The NFS vs local file stuff through me for a loop. It turns out my block:
chdir(temporary_dir)
doSomething()
chdir(current_dir)
cleanUp(temporary_dir)
was running much slower when the filesystem was NFS versus local. It made the problem occur much sooner because it increased the chances that one thread was still in doSomething() while another thread was running the current_dir = os.getcwd() part of the code block. On local disk the threads moved through the entire code block so quickly they rarely intersected like that. But, give it enough time (about a week), and the problem would crop up when using local disk.
So a big lesson learned on thread safe operations in Python!
To answer the question literally, yes there are some gotchas with NFS. E.g.:
NFS is not cache coherent, so if several clients are accessing a file they might get stale data.

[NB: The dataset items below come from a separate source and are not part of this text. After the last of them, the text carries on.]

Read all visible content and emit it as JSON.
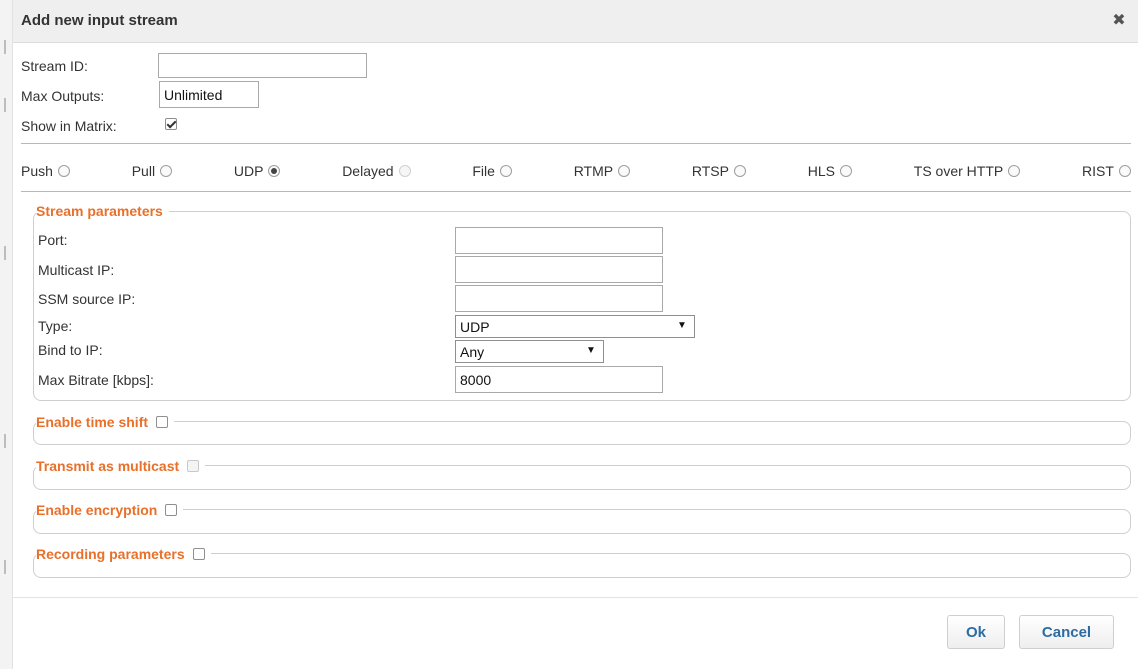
{
  "dialog": {
    "title": "Add new input stream"
  },
  "general": {
    "stream_id_label": "Stream ID:",
    "stream_id_value": "",
    "max_outputs_label": "Max Outputs:",
    "max_outputs_value": "Unlimited",
    "show_in_matrix_label": "Show in Matrix:",
    "show_in_matrix_checked": true
  },
  "modes": [
    {
      "label": "Push",
      "selected": false,
      "disabled": false
    },
    {
      "label": "Pull",
      "selected": false,
      "disabled": false
    },
    {
      "label": "UDP",
      "selected": true,
      "disabled": false
    },
    {
      "label": "Delayed",
      "selected": false,
      "disabled": true
    },
    {
      "label": "File",
      "selected": false,
      "disabled": false
    },
    {
      "label": "RTMP",
      "selected": false,
      "disabled": false
    },
    {
      "label": "RTSP",
      "selected": false,
      "disabled": false
    },
    {
      "label": "HLS",
      "selected": false,
      "disabled": false
    },
    {
      "label": "TS over HTTP",
      "selected": false,
      "disabled": false
    },
    {
      "label": "RIST",
      "selected": false,
      "disabled": false
    }
  ],
  "stream_params": {
    "legend": "Stream parameters",
    "port_label": "Port:",
    "port_value": "",
    "multicast_ip_label": "Multicast IP:",
    "multicast_ip_value": "",
    "ssm_source_ip_label": "SSM source IP:",
    "ssm_source_ip_value": "",
    "type_label": "Type:",
    "type_value": "UDP",
    "bind_to_ip_label": "Bind to IP:",
    "bind_to_ip_value": "Any",
    "max_bitrate_label": "Max Bitrate [kbps]:",
    "max_bitrate_value": "8000"
  },
  "sections": {
    "time_shift": "Enable time shift",
    "multicast": "Transmit as multicast",
    "encryption": "Enable encryption",
    "recording": "Recording parameters"
  },
  "buttons": {
    "ok": "Ok",
    "cancel": "Cancel"
  },
  "icons": {
    "close": "close-icon"
  },
  "colors": {
    "legend": "#e8702a",
    "button_text": "#2d6ca2",
    "titlebar": "#efefef"
  }
}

In particular, you cannot rely on O_APPEND to atomically append to files.
Depending on the NFS server, O_CREAT|O_EXCL might not work properly (it does work properly on modern Linux, at least).
Especially older NFS servers have deficient or completely non-working locking support. Even on more modern servers, lock recovery can be a problem after server and/or client reboot. NFSv4, a stateful protocol, ought to be more robust here than older protocol versions.
All this being said, it sounds like you problem isn't really related to any of the above. In my experience, the Condor daemons will at some point, depending on the configuration, clean up files left from jobs that have finished. My guess would be to look for the suspect here.